Prediction: H1B Visa Threatens Domestic Tech Sector
“The New Republic made an interesting connection between all these unpaid taxes and nonstop lobbying for cheaper, indentured H1-B tech workers. This is the same thing manufacturing companies successfully lobbied for in the 80’s. In the short term, they lowered costs. In the long term, they wiped out domestic jobs and hobbled consumer purchasing power for their own products. It’s the business version of self-mutilation.
Flooding the tech labor market with cheaper foreign talent might help with short-term staffing, but ultimately it will lower all tech wages. Why invest in domestic education when you can go to India’s 24/7 Brain Mart for a quick fix? Add to that tax gamesmanship and our focus on bombs not brains. It’s a formula for losing tech while it’s still here. Very shortsighted.“
And I favor immigration — but not at the expense of long-term competitiveness.
Prescription: Domestic Jobs Strategy
A domestic competitiveness strategy…This is where a framework of immigration strategy and domestic education should be created
Since writing this in 2013, companies like Disney, replaced domestic workers with cheaper H1B hires. While the The Trump Administration has not articulated a strategy for developing domestic workers, they have made it much more difficult to import workers by requesting evidence that no comparable domestic talent exists.
- There was a 41% increase in denials between the 3rd and 4th quarter — from 15.9% in Q3 to 22.4% Q4.
- In Q3 2017, 23% of completed cases required “requests for evidence” (RFE). That number jumped to 69% in the Q4.
- The last quarter under the Obama administration (Q1 2017) only had RFE for 17% of cases, compared to the 69% at the end of Trump’s first fiscal year.
- Indian H-1B applicants saw even stricter scrutiny in the last quarter, with 72% of their applications requiring additional evidence in Q4, compared to 61% of other nationalities.
“Two former IT workers at Disney have sued, saying that Disney broke the law when it hired cheaper foreign replacements, then fired its current IT department. Disney IT employees were told they would be kept on for 90 days in order to train their replacements, who were H-1B visa holders, according to the complaints. The workers were told “if they did not stay and train they would not get a bonus and severance, which most employees reluctantly accepted.”
The Replacements 2017
“She announced that they were going to outsource all of IT infrastructure and development to two companies, Infosys and Tata,” recalled Diangelo. Temporary workers in the US on H-1B visas would arrive, and the Eversource employees would need to train their replacements. “She was saying that they needed to bring over global workers, global workers were more adaptable, [and] can adapt to change a lot faster than Americans can.” Left unsaid was that the new workers would reportedly be getting less than half the salary of those they were replacing, and few if any health and retirement benefits.”

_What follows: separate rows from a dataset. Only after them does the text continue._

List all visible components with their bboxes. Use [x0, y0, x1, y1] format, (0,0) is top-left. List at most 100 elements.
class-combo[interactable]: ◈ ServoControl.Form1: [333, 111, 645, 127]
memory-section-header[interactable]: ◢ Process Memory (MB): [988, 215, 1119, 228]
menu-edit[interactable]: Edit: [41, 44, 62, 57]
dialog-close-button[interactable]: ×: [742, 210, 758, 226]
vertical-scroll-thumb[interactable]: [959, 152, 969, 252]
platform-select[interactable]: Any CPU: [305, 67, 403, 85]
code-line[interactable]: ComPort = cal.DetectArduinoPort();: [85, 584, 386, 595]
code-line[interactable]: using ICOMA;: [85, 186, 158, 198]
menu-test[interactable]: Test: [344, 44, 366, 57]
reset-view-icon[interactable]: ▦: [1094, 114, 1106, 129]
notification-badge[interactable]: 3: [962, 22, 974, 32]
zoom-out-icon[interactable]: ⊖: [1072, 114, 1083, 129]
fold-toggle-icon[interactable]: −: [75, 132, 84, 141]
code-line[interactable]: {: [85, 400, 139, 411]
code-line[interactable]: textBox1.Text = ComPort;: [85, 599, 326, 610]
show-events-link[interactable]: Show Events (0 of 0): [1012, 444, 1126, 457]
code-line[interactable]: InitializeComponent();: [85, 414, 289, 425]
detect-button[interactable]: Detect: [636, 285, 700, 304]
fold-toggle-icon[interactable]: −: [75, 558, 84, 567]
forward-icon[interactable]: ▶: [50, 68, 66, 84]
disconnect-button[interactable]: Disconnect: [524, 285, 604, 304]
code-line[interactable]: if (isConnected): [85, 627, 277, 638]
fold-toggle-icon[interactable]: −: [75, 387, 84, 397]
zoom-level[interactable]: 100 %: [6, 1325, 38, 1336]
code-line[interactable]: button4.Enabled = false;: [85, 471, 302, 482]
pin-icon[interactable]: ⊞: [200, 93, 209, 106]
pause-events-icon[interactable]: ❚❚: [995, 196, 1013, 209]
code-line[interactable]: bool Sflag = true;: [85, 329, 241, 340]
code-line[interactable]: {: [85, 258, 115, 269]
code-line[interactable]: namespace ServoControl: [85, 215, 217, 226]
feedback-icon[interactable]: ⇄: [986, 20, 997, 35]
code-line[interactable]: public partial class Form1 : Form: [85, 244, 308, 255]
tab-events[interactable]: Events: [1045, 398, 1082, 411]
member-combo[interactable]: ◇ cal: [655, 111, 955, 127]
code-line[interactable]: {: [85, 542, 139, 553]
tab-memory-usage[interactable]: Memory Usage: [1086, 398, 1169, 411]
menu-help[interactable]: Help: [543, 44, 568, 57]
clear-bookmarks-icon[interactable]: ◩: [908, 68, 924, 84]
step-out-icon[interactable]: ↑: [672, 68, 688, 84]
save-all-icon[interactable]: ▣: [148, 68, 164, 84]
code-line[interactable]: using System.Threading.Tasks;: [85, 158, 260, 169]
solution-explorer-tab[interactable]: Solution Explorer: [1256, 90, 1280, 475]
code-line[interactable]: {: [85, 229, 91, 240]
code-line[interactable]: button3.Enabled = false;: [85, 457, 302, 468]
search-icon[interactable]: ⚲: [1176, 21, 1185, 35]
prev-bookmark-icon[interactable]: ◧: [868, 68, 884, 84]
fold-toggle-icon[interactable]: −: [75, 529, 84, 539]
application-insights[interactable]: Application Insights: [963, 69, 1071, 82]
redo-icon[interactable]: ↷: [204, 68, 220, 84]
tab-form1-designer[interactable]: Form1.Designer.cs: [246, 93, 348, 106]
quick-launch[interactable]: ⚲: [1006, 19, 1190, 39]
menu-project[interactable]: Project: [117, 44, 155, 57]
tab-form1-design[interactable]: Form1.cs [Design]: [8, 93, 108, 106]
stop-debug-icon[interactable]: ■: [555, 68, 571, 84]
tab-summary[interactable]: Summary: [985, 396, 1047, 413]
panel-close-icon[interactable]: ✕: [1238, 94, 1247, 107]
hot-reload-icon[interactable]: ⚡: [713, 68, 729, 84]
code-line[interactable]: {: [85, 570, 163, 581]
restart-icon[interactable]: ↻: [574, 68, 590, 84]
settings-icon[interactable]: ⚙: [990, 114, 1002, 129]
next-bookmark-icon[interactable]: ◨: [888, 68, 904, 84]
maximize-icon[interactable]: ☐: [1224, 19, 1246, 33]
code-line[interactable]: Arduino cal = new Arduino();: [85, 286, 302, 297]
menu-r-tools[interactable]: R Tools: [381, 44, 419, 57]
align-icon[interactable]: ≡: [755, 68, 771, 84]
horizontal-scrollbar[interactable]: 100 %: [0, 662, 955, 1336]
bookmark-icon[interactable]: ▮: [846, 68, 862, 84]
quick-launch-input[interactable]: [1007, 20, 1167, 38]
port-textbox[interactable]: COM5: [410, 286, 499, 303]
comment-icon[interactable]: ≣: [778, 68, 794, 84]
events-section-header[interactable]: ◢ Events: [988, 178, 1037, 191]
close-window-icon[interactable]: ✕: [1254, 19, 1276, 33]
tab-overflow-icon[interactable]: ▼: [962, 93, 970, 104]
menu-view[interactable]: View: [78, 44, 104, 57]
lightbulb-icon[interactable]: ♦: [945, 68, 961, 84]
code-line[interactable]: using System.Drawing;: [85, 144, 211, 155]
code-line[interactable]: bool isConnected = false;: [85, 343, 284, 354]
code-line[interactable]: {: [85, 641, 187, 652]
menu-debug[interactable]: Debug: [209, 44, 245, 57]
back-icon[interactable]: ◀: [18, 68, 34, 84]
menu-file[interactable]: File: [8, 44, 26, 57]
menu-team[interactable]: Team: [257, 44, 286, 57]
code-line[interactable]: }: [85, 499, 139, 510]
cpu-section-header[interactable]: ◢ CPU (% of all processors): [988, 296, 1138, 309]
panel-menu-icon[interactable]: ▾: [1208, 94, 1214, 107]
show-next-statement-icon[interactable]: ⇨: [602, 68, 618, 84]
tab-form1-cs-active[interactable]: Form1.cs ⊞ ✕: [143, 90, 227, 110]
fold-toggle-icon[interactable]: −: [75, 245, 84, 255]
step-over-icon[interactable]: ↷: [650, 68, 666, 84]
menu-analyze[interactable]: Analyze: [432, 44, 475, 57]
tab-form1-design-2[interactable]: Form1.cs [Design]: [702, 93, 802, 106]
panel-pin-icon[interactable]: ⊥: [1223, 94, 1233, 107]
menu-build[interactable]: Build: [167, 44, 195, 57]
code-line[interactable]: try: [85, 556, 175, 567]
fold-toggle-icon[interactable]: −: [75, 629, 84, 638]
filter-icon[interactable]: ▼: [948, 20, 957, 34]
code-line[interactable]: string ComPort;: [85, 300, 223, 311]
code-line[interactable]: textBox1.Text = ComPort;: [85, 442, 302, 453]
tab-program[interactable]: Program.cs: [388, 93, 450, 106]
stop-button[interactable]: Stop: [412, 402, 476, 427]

“In San Francisco, companies will pay six-figure salaries to entry-level tech workers from all over the world. So this might come as a surprise: A public university there is laying off some of its own IT staff and sending their jobs to a contractor with headquarters in India.”
It’s not just foreign threats, it’s domestic ones! In Amazon’s “search” for its new HQ (that many speculate was a ruse to maximize concessions from the places they were going to choose anyway), the tech talent gap was exposed. Cities that bid never really had a shot because they are badly lagging in tech talent. They will continue to lose jobs of the future, unless they catch up.
This Dallas case study is the perfect illustration of America’s underinvestment in domestic tech talent:
Amazon figures to receive billions in incentives to plant offices in the Washington, D.C., and New York City areas, but the company said a key factor in its decision was also those cities’ deep STEM — science, technology, engineering and mathematics — talent pools.
“The Amazon proposal was a bit of a complete shock to the system in terms of its scale and its need,” Owusu said. “We didn’t have 50,000 computer scientists sitting around. That’s certainly something we continue to focus on.”